Either we disagree on that, or we aren't using the same definition of "accurately model how the world works," as accurate modeling would get in the way of the game being fun as a game, involving things like mandatory training times so that a character might learn all the information that a sage has spent decades learning, and more, in a shorter time, but not overnight because they gained enough XP to hit a level that gave them the option to take a feat and they took Skilled and applied it to various fields of knowledge.

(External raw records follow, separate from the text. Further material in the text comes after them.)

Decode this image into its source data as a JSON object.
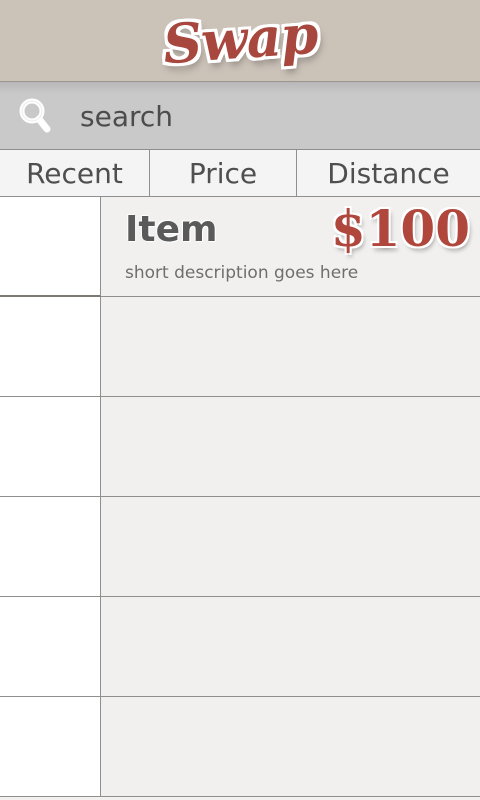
{
  "header": {
    "logo_text": "Swap"
  },
  "search": {
    "placeholder": "search",
    "value": ""
  },
  "tabs": [
    {
      "label": "Recent"
    },
    {
      "label": "Price"
    },
    {
      "label": "Distance"
    }
  ],
  "list": {
    "items": [
      {
        "title": "Item",
        "price": "$100",
        "description": "short description goes here"
      },
      {
        "title": "",
        "price": "",
        "description": ""
      },
      {
        "title": "",
        "price": "",
        "description": ""
      },
      {
        "title": "",
        "price": "",
        "description": ""
      },
      {
        "title": "",
        "price": "",
        "description": ""
      },
      {
        "title": "",
        "price": "",
        "description": ""
      }
    ]
  },
  "colors": {
    "header_bg": "#cbc2b8",
    "brand_red": "#a7473e",
    "search_bg": "#c9c9c9",
    "text_gray": "#4f4f4f"
  },
  "icons": {
    "search": "search-icon"
  }
}
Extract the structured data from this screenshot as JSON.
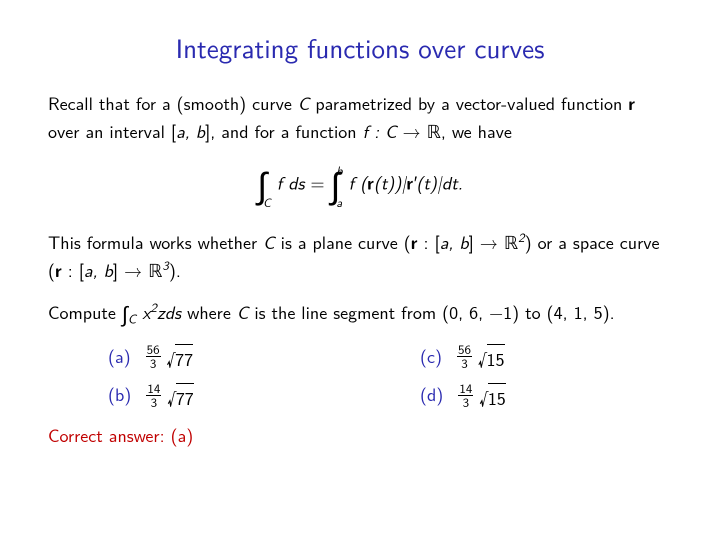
{
  "title": "Integrating functions over curves",
  "p1_a": "Recall that for a (smooth) curve ",
  "p1_b": " parametrized by a vector-valued function ",
  "p1_c": " over an interval [",
  "p1_d": "], and for a function ",
  "p1_e": ", we have",
  "sym_C": "C",
  "sym_r": "r",
  "sym_a": "a",
  "sym_b": "b",
  "sym_ab": "a, b",
  "sym_f": "f",
  "sym_colon": " : ",
  "sym_arrow": " → ",
  "sym_R": "ℝ",
  "formula_fds": "f  ds",
  "formula_eq": " = ",
  "formula_rhs_a": "f (",
  "formula_rhs_b": "(t))|",
  "formula_rhs_c": "′(t)|dt.",
  "p2_a": "This formula works whether ",
  "p2_b": " is a plane curve (",
  "p2_c": " : [",
  "p2_d": "] → ",
  "p2_e": ") or a space curve (",
  "p2_f": ").",
  "exp2": "2",
  "exp3": "3",
  "p3_a": "Compute ",
  "p3_b": "zds",
  "p3_c": " where ",
  "p3_d": " is the line segment from (0, 6, −1) to (4, 1, 5).",
  "p3_x": "x",
  "opts": {
    "a": {
      "label": "(a)",
      "num": "56",
      "den": "3",
      "rad": "77"
    },
    "b": {
      "label": "(b)",
      "num": "14",
      "den": "3",
      "rad": "77"
    },
    "c": {
      "label": "(c)",
      "num": "56",
      "den": "3",
      "rad": "15"
    },
    "d": {
      "label": "(d)",
      "num": "14",
      "den": "3",
      "rad": "15"
    }
  },
  "answer": "Correct answer: (a)"
}
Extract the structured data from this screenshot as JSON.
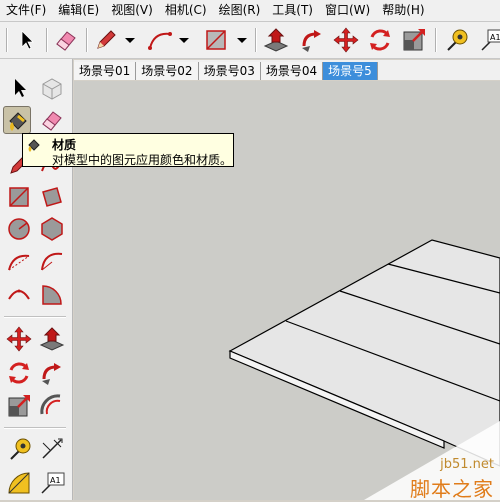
{
  "menu": [
    "文件(F)",
    "编辑(E)",
    "视图(V)",
    "相机(C)",
    "绘图(R)",
    "工具(T)",
    "窗口(W)",
    "帮助(H)"
  ],
  "toolbar": {
    "icons": [
      "select-icon",
      "eraser-icon",
      "pencil-icon",
      "arc-icon",
      "rectangle-icon",
      "push-pull-icon",
      "follow-me-icon",
      "move-icon",
      "rotate-icon",
      "scale-icon",
      "tape-measure-icon",
      "text-icon"
    ],
    "text_tool_label": "A1"
  },
  "scene_tabs": [
    {
      "label": "场景号01"
    },
    {
      "label": "场景号02"
    },
    {
      "label": "场景号03"
    },
    {
      "label": "场景号04"
    },
    {
      "label": "场景号5"
    }
  ],
  "active_scene_index": 4,
  "left_tools": {
    "icons": [
      "select-icon",
      "component-icon",
      "paint-bucket-icon",
      "eraser-icon",
      "pencil-icon",
      "freehand-icon",
      "rectangle-icon",
      "rotated-rectangle-icon",
      "circle-icon",
      "polygon-icon",
      "arc-icon",
      "arc-2-icon",
      "arc-3-icon",
      "pie-icon",
      "move-icon",
      "push-pull-icon",
      "rotate-icon",
      "follow-me-icon",
      "scale-icon",
      "offset-icon",
      "tape-measure-icon",
      "dimension-icon",
      "protractor-icon",
      "text-icon"
    ],
    "text_tool_label": "A1",
    "active": "paint-bucket-icon"
  },
  "tooltip": {
    "title": "材质",
    "description": "对模型中的图元应用颜色和材质。"
  },
  "watermark": {
    "url": "jb51.net",
    "text": "脚本之家"
  },
  "colors": {
    "viewport_bg": "#ccccc8",
    "active_tab": "#3d8edb",
    "tooltip_bg": "#ffffe1",
    "face_fill": "#e6e6e6",
    "edge_stroke": "#000000",
    "watermark": "#e07c1a"
  }
}
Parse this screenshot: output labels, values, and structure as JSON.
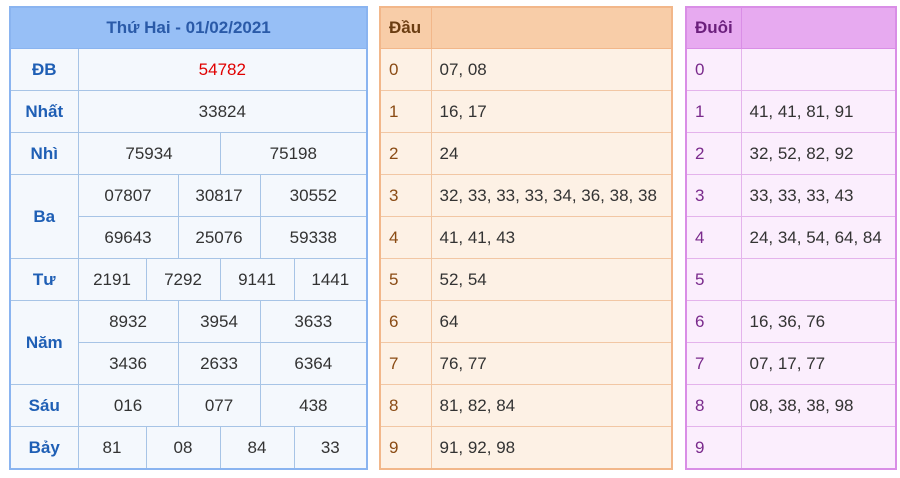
{
  "results": {
    "title": "Thứ Hai - 01/02/2021",
    "rows": [
      {
        "label": "ĐB",
        "values": [
          "54782"
        ]
      },
      {
        "label": "Nhất",
        "values": [
          "33824"
        ]
      },
      {
        "label": "Nhì",
        "values": [
          "75934",
          "75198"
        ]
      },
      {
        "label": "Ba",
        "values": [
          "07807",
          "30817",
          "30552",
          "69643",
          "25076",
          "59338"
        ]
      },
      {
        "label": "Tư",
        "values": [
          "2191",
          "7292",
          "9141",
          "1441"
        ]
      },
      {
        "label": "Năm",
        "values": [
          "8932",
          "3954",
          "3633",
          "3436",
          "2633",
          "6364"
        ]
      },
      {
        "label": "Sáu",
        "values": [
          "016",
          "077",
          "438"
        ]
      },
      {
        "label": "Bảy",
        "values": [
          "81",
          "08",
          "84",
          "33"
        ]
      }
    ]
  },
  "dau": {
    "header": "Đầu",
    "rows": [
      {
        "key": "0",
        "values": "07, 08"
      },
      {
        "key": "1",
        "values": "16, 17"
      },
      {
        "key": "2",
        "values": "24"
      },
      {
        "key": "3",
        "values": "32, 33, 33, 33, 34, 36, 38, 38"
      },
      {
        "key": "4",
        "values": "41, 41, 43"
      },
      {
        "key": "5",
        "values": "52, 54"
      },
      {
        "key": "6",
        "values": "64"
      },
      {
        "key": "7",
        "values": "76, 77"
      },
      {
        "key": "8",
        "values": "81, 82, 84"
      },
      {
        "key": "9",
        "values": "91, 92, 98"
      }
    ]
  },
  "duoi": {
    "header": "Đuôi",
    "rows": [
      {
        "key": "0",
        "values": ""
      },
      {
        "key": "1",
        "values": "41, 41, 81, 91"
      },
      {
        "key": "2",
        "values": "32, 52, 82, 92"
      },
      {
        "key": "3",
        "values": "33, 33, 33, 43"
      },
      {
        "key": "4",
        "values": "24, 34, 54, 64, 84"
      },
      {
        "key": "5",
        "values": ""
      },
      {
        "key": "6",
        "values": "16, 36, 76"
      },
      {
        "key": "7",
        "values": "07, 17, 77"
      },
      {
        "key": "8",
        "values": "08, 38, 38, 98"
      },
      {
        "key": "9",
        "values": ""
      }
    ]
  }
}
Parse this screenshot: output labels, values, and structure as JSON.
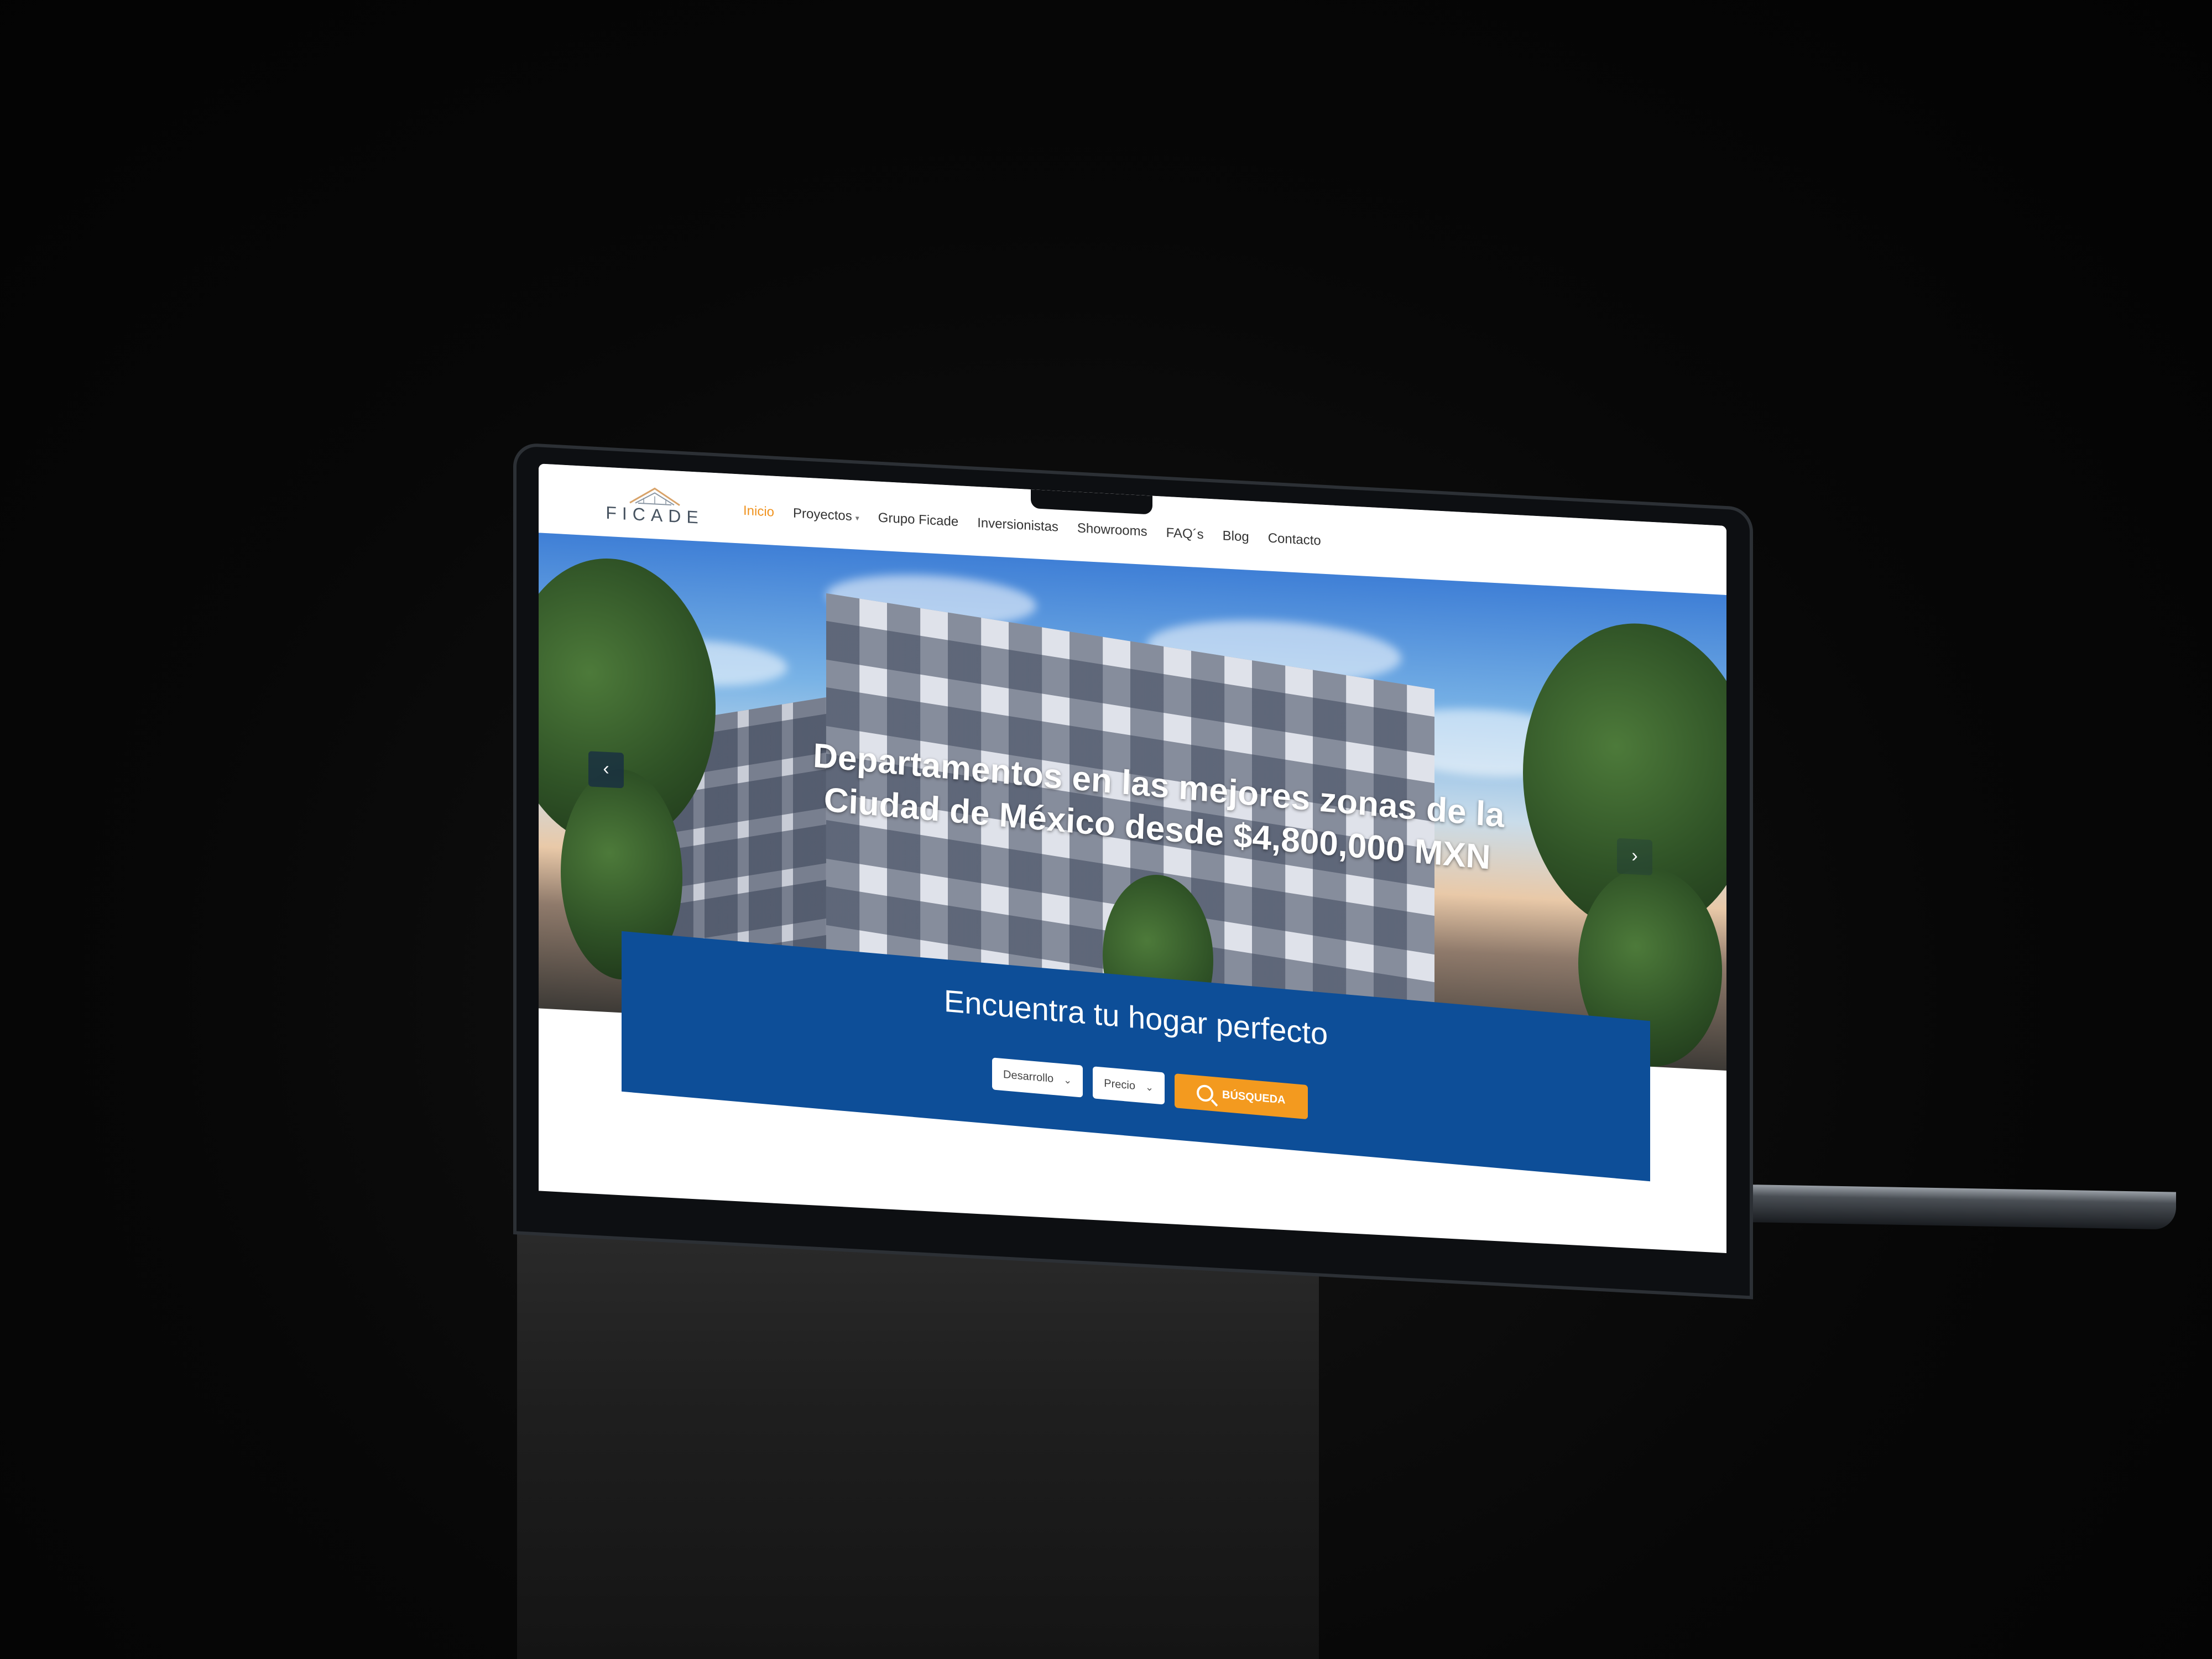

Game play first; modeling the world later, and by way of hand-wave if need be.
"Accurately model how the world works" = "NPC statistics should be determined by their in-universe capabilities and not by what would make them 'fun' or 'challenging' for the PCs". From your King Stefan example it sounds like we're on the same page here.

The XP advancement is likely the easiest I've ever seen in any edition. For the type of combats and games I run, it is not unreasonable for a party to go from 1-5 within a few hours (my combats are always on the dangerous side, which generated more XP). I one charted a game where my players went from 1-5 within 5 hours, they went through 10 difficult+ combats and resolved several local issues (for which they got some bonus XP).
Ten fights in five hours?

Isn't that a little implausible in and of itself?
 

"Accurately model how the world works" = "NPC statistics should be determined by their in-universe capabilities and not by what would make them 'fun' or 'challenging' for the PCs". From your King Stefan example it sounds like we're on the same page here.

Ten fights in five hours?

Isn't that a little implausible in and of itself?

No, they were all low-level fights and we run fast. There's not exactly much to run on a kobold or a guard.
 

I don't justify game mechanics with what is actually happening in the campaign world.

Game mechanics are there to make the game a game. A game that the designers have determined to be the most likely to be "fun" for the most amount of people. I personally find it to be a fool's errand to try and justify those game rules with some sort of "truth" about the world the game is set in, because 95% of all game mechanics make no narrative sense.